Ah, the "f word." I hate it, but I have to live with it. Sometimes I feel like the "f word" is ruling my life. The "f word" is fibromyalgia in case you didn't figure that out yet. I want to take my life away from fibro, but I can't seem to find a way to. Also I'm having problems that come along with fibromyalgia, like digestive problems that I suspect are caused by IBS, and pelvic pain. I had a doctor appointment set up at Katy Trail (the poor people doctor office) but I chickened out and didn't go. It was for the suspected IBS. There really isn't much they can do anyway. Then I had an appointment set up at my gyno's office for the pelvic pain I've been experiencing for months. I once again cancelled because I chickened out. When you already hurt having your hoo-hah examined first thing in the morning isn't fun. Well gyno visits, or any doctor visits are not fun, but some visits are much less fun than others. In fact it's the opposite of fun.
Right now I'm relaxing on the couch waiting for my honey to get home. Maybe relaxing isn't the right word. I wish I could relax! Instead I am sitting partially slouched over because of back pain, my flopping shoulder joints are supported by my elbows on my thighs, I can feel the pain and tightness in my neck, upper and middle back radiating down my body. My fingers hurt too bad to write but fortunately I can still type. My ankle joints are loose and painful. I can feel all my muscles tight, and in pain. Not even my toes are exempt from pain.
Now if I told you this when you asked how I was, you'd run, wouldn't you?
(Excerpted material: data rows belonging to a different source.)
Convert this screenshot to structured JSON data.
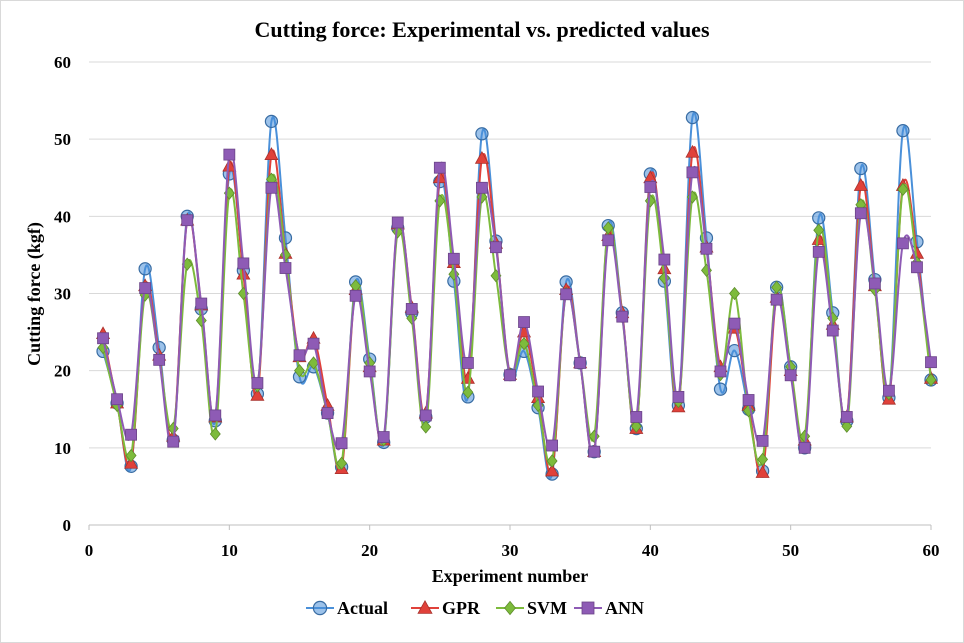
{
  "chart_data": {
    "type": "line",
    "title": "Cutting force: Experimental vs. predicted values",
    "xlabel": "Experiment number",
    "ylabel": "Cutting force (kgf)",
    "xlim": [
      0,
      60
    ],
    "ylim": [
      0,
      60
    ],
    "xticks": [
      0,
      10,
      20,
      30,
      40,
      50,
      60
    ],
    "yticks": [
      0,
      10,
      20,
      30,
      40,
      50,
      60
    ],
    "grid": "horizontal",
    "legend_position": "bottom",
    "x": [
      1,
      2,
      3,
      4,
      5,
      6,
      7,
      8,
      9,
      10,
      11,
      12,
      13,
      14,
      15,
      16,
      17,
      18,
      19,
      20,
      21,
      22,
      23,
      24,
      25,
      26,
      27,
      28,
      29,
      30,
      31,
      32,
      33,
      34,
      35,
      36,
      37,
      38,
      39,
      40,
      41,
      42,
      43,
      44,
      45,
      46,
      47,
      48,
      49,
      50,
      51,
      52,
      53,
      54,
      55,
      56,
      57,
      58,
      59,
      60
    ],
    "series": [
      {
        "name": "Actual",
        "color": "#4a90d9",
        "marker": "circle",
        "values": [
          22.5,
          15.8,
          7.6,
          33.2,
          23.0,
          11.0,
          40.0,
          28.0,
          13.5,
          45.5,
          33.0,
          17.0,
          52.3,
          37.2,
          19.2,
          20.5,
          14.5,
          7.5,
          31.5,
          21.5,
          10.7,
          38.5,
          27.5,
          14.0,
          44.5,
          31.6,
          16.6,
          50.7,
          36.8,
          19.5,
          22.5,
          15.2,
          6.6,
          31.5,
          21.0,
          9.5,
          38.8,
          27.5,
          12.5,
          45.5,
          31.6,
          15.5,
          52.8,
          37.2,
          17.6,
          22.6,
          15.0,
          7.0,
          30.8,
          20.5,
          10.0,
          39.8,
          27.5,
          13.5,
          46.2,
          31.8,
          16.5,
          51.1,
          36.7,
          18.8
        ]
      },
      {
        "name": "GPR",
        "color": "#e0413a",
        "marker": "triangle",
        "values": [
          24.8,
          15.8,
          8.0,
          31.0,
          22.0,
          11.5,
          39.5,
          28.5,
          14.0,
          46.5,
          32.5,
          16.8,
          48.0,
          35.2,
          21.8,
          24.2,
          15.5,
          7.3,
          30.5,
          20.5,
          11.0,
          39.0,
          28.2,
          14.5,
          45.0,
          34.0,
          19.0,
          47.5,
          36.5,
          19.5,
          25.0,
          16.5,
          7.0,
          30.5,
          21.0,
          9.5,
          37.5,
          27.5,
          12.5,
          45.0,
          33.2,
          15.3,
          48.3,
          36.0,
          20.5,
          25.5,
          15.5,
          6.8,
          29.5,
          20.0,
          11.0,
          37.0,
          26.0,
          14.0,
          44.0,
          31.0,
          16.3,
          44.0,
          35.2,
          19.0
        ]
      },
      {
        "name": "SVM",
        "color": "#7dbb3c",
        "marker": "diamond",
        "values": [
          23.0,
          15.5,
          9.0,
          29.8,
          21.5,
          12.5,
          33.8,
          26.5,
          11.8,
          43.0,
          30.0,
          18.0,
          44.8,
          35.0,
          20.0,
          21.0,
          14.5,
          8.0,
          31.0,
          21.0,
          11.0,
          38.0,
          26.8,
          12.7,
          42.0,
          32.5,
          17.2,
          42.5,
          32.3,
          19.5,
          23.5,
          15.5,
          8.3,
          30.0,
          21.0,
          11.5,
          38.5,
          27.0,
          12.8,
          42.0,
          32.0,
          16.0,
          42.5,
          33.0,
          19.5,
          30.0,
          14.8,
          8.5,
          30.8,
          20.5,
          11.5,
          38.2,
          26.8,
          12.8,
          41.5,
          30.5,
          17.0,
          43.5,
          34.0,
          18.8
        ]
      },
      {
        "name": "ANN",
        "color": "#8e5bb5",
        "marker": "square",
        "values": [
          24.2,
          16.3,
          11.7,
          30.7,
          21.4,
          10.8,
          39.5,
          28.7,
          14.2,
          48.0,
          33.9,
          18.4,
          43.7,
          33.3,
          22.0,
          23.5,
          14.5,
          10.6,
          29.7,
          19.9,
          11.4,
          39.2,
          28.0,
          14.2,
          46.3,
          34.5,
          21.0,
          43.7,
          36.0,
          19.4,
          26.3,
          17.3,
          10.3,
          29.9,
          21.0,
          9.5,
          36.9,
          27.0,
          14.0,
          43.8,
          34.4,
          16.6,
          45.7,
          35.8,
          19.9,
          26.1,
          16.2,
          10.9,
          29.2,
          19.4,
          10.0,
          35.4,
          25.2,
          14.0,
          40.4,
          31.3,
          17.4,
          36.5,
          33.4,
          21.1
        ]
      }
    ]
  }
}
No one seems to really care about how others feel. People tend to only worry about their own problems. One of the things I've learned in the last 8 months is that other spoonies are very supportive of each other. When I tell a spoonie friend what is going on they care. I mean they don't just give a half-hearted "Uh, huh, get better soon." My spoonie friends really care. I really care about them, too. I'm not saying that non-spoonies don't care at all, I'm just talking about my experiences. My bff Om really cares, as does her family. My wonderful pen pals really care, at least most of them. So there are people in my life who I know care. Last but certainly not least, I know that my husband, Jim, cares.